John Paparrizos Ryen W. White Eric Horvitz

2016

Type
journal-article
Region
Sector
Health
Category
Data Analysis, Data Collaboratives
Methodology
Statistical Modeling
Objective
Effectiveness

Abstract

Introduction: People’s online activities can yield clues about their emerging health conditions. We performed an intensive study to explore the feasibility of using anonymized Web query logs to screen for the emergence of pancreatic adenocarcinoma. The methods used statistical analyses of large-scale anonymized search logs considering the symptom queries from millions of people, with the potential application of warning individual searchers about the value of seeking attention from health care professionals.
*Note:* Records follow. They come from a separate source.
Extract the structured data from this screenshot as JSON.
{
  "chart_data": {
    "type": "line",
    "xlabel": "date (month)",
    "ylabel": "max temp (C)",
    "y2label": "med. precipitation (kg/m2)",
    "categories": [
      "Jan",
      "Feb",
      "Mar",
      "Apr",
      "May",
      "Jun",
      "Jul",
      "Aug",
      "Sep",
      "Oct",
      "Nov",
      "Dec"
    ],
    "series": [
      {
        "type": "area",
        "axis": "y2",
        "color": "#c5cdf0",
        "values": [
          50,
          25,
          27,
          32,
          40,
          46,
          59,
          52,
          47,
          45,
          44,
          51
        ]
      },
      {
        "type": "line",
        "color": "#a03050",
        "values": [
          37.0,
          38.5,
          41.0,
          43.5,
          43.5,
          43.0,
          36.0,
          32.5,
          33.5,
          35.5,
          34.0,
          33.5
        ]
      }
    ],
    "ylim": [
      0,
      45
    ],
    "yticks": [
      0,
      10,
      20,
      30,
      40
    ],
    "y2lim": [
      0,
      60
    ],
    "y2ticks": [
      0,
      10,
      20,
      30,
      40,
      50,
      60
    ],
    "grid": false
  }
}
Methods: We identified searchers in logs of online search activity who issued special queries that are suggestive of a recent diagnosis of pancreatic adenocarcinoma. We then went back many months before these landmark queries were made, to examine patterns of symptoms, which were expressed as searches about concerning symptoms. We built statistical classifiers that predicted the future appearance of the landmark queries based on patterns of signals seen in search logs. Results: We found that signals about patterns of queries in search logs can predict the future appearance of queries that are highly suggestive of a diagnosis of pancreatic adenocarcinoma. We showed specifically that we can identify 5% to 15% of cases, while preserving extremely low false-positive rates (0.00001 to 0.0001). Conclusion: Signals in search logs show the possibilities of predicting a forthcoming diagnosis of pancreatic adenocarcinoma from combinations of subtle temporal signals revealed in the queries of searchers.